たとえば、有名な最後の晩餐と呼ばれる場面で、弟子たちの足を洗うイエスに、自分の番になったペテロは、自分の足を洗わないで下さいと言ったが、それに答えてイエスは、
「もしわたしがあなたの足を洗わないなら、あなたはわたしとなんの係わりもなくなる」
それに対するペテロの返しが、なかなかナイスだ。
「主よ、では、足だけではなく、どうぞ、手も頭も」(ヨハネ13:5~9)
・・・・。
また、海の上を歩いて来るイエスを幽霊だと思っておじ惑い、恐怖のあまり叫んでいる舟の上の弟子たちに、「しっかりするのだ、わたしである。恐れることはない」と声をかけた時も、ペテロは真っ先に答えてこう言う。
「主よ、あなたでしたか。では、わたしに命じて、水の上を渡ってみもとに行かせてください」。
イエスは、「おいでなさい」と言われたので、ペテロは舟からおり、水の上を歩いてイエスのところへ行った。
しかし、風を見て恐ろしくなり、そしておぼれかけたので、彼は叫んで、「主よ、お助けください」と言った。

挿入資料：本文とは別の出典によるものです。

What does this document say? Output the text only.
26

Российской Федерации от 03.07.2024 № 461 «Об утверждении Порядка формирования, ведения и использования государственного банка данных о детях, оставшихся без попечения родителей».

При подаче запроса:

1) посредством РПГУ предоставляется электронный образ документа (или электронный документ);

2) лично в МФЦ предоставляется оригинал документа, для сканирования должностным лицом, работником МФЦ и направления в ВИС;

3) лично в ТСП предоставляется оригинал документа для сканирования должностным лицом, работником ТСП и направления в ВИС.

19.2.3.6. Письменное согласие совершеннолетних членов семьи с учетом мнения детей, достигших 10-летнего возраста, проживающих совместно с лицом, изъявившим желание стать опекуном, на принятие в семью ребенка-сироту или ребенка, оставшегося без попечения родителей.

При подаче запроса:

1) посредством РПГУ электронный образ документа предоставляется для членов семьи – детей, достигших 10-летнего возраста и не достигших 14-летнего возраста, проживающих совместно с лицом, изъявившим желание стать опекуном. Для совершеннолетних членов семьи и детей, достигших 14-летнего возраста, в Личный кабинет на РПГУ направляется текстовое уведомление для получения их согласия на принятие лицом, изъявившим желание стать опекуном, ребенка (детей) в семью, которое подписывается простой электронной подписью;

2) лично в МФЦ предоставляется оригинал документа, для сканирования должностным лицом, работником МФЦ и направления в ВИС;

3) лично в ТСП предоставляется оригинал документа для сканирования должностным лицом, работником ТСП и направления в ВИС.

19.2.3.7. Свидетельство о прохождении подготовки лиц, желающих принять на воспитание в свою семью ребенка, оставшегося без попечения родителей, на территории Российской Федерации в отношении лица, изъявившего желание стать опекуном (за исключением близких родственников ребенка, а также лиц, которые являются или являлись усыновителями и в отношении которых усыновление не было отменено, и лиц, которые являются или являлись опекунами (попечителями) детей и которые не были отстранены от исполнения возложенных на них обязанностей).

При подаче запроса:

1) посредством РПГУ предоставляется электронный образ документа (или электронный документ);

イエスはすぐに手を伸ばし、彼をつかまえて言われた、「信仰の薄い者よ、なぜ疑ったのか」(マタイ14:22~31)
・・このように、自らがイエスの奇跡を体験しながら、ちょっと風が吹くと恐ろしくなり、疑っておぼれてしまい、「信仰の薄い者よ」とたしなめられている。
イエスが、自分が殺されるコトを語った時など、ペテロは自分のわきへイエスを引き寄せて、とんでもないコトです・・といさめ、イエスから「サタンよ、引き下がれ。わたしの邪魔をする者だ。あなたは神のことを思わないで、人のことを思っている」(マタイ16:21~23)とまで言われている。
さらには、いよいよ十字架に架けられるかという時、「悲しみのあまり死ぬほどである」という、深刻なゲツセマネの祈りの場面で、イエスが必死で祈っている時も、一緒に目をさましていなさい・・と言われたにもかかわらず、眠ってしまい、「あなたがたはそんなに、ひと時もわたしと一緒に目をさましていることが、できなかったのか。」と怒られた。
それから、またイエスが祈って戻って来ると、また寝ていたので、イエスはペテロたちをそのままにしてまた祈りに行き、戻って来ると、まだ眠りこけていた(マタイ26:36~45)・・とある。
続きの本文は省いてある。